Estimation of Distribution Algorithms (EDAs) are a set of algorithms in the Evolutionary Computation (EC) field characterized by the use of explicit probability distributions in optimization. Contrarily to other EC techniques such as the broadly known Genetic Algorithms (GAs) in EDAs, the crossover and mutation operators are substituted by the sampling of a distribution previously learnt from the selected individuals. EDAs have experienced a high development that has transformed them into an established discipline within the EC field. This book attracts the interest of new researchers in the EC field as well as in other optimization disciplines, and that it becomes a reference for all of us working on this topic. The twelve chapters of this book can be divided into those that endeavor to set a sound theoretical basis for EDAs, those that broaden the methodology of EDAs and finally those that have an applied objective.


Book Synopsis Towards a New Evolutionary Computation by : Jose A. Lozano

Download or read book Towards a New Evolutionary Computation written by Jose A. Lozano and published by Springer. This book was released on 2006-01-21 with total page 306 pages. Available in PDF, EPUB and Kindle. Book excerpt: Estimation of Distribution Algorithms (EDAs) are a set of algorithms in the Evolutionary Computation (EC) field characterized by the use of explicit probability distributions in optimization. Contrarily to other EC techniques such as the broadly known Genetic Algorithms (GAs) in EDAs, the crossover and mutation operators are substituted by the sampling of a distribution previously learnt from the selected individuals. EDAs have experienced a high development that has transformed them into an established discipline within the EC field. This book attracts the interest of new researchers in the EC field as well as in other optimization disciplines, and that it becomes a reference for all of us working on this topic. The twelve chapters of this book can be divided into those that endeavor to set a sound theoretical basis for EDAs, those that broaden the methodology of EDAs and finally those that have an applied objective.


Design by Evolution

Design by Evolution

Author: Philip F. Hingston

Publisher: Springer Science & Business Media

Published: 2008-09-30

Total Pages: 346

ISBN-13: 3540741119

DOWNLOAD EBOOK

Evolution is Nature’s design process. The natural world is full of wonderful examples of its successes, from engineering design feats such as powered flight, to the design of complex optical systems such as the mammalian eye, to the merely stunningly beautiful designs of orchids or birds of paradise. With increasing computational power, we are now able to simulate this process with greater fidelity, combining complex simulations with high-performance evolutionary algorithms to tackle problems that used to be impractical. This book showcases the state of the art in evolutionary algorithms for design. The chapters are organized by experts in the following fields: evolutionary design and "intelligent design" in biology, art, computational embryogeny, and engineering. The book will be of interest to researchers, practitioners and graduate students in natural computing, engineering design, biology and the creative arts.
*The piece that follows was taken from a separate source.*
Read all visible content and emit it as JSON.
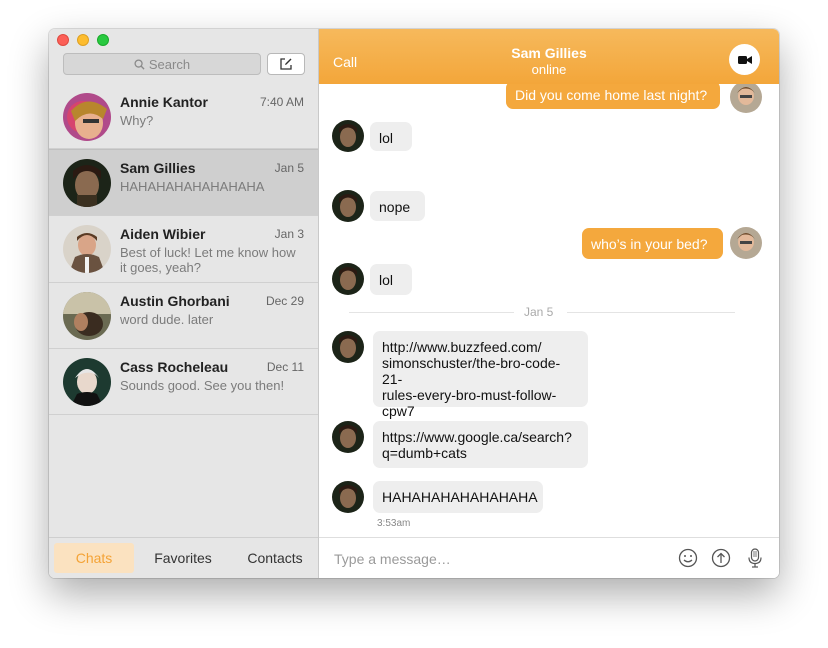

Book Synopsis Design by Evolution by : Philip F. Hingston

Download or read book Design by Evolution written by Philip F. Hingston and published by Springer Science & Business Media. This book was released on 2008-09-30 with total page 346 pages. Available in PDF, EPUB and Kindle. Book excerpt: Evolution is Nature’s design process. The natural world is full of wonderful examples of its successes, from engineering design feats such as powered flight, to the design of complex optical systems such as the mammalian eye, to the merely stunningly beautiful designs of orchids or birds of paradise. With increasing computational power, we are now able to simulate this process with greater fidelity, combining complex simulations with high-performance evolutionary algorithms to tackle problems that used to be impractical. This book showcases the state of the art in evolutionary algorithms for design. The chapters are organized by experts in the following fields: evolutionary design and "intelligent design" in biology, art, computational embryogeny, and engineering. The book will be of interest to researchers, practitioners and graduate students in natural computing, engineering design, biology and the creative arts.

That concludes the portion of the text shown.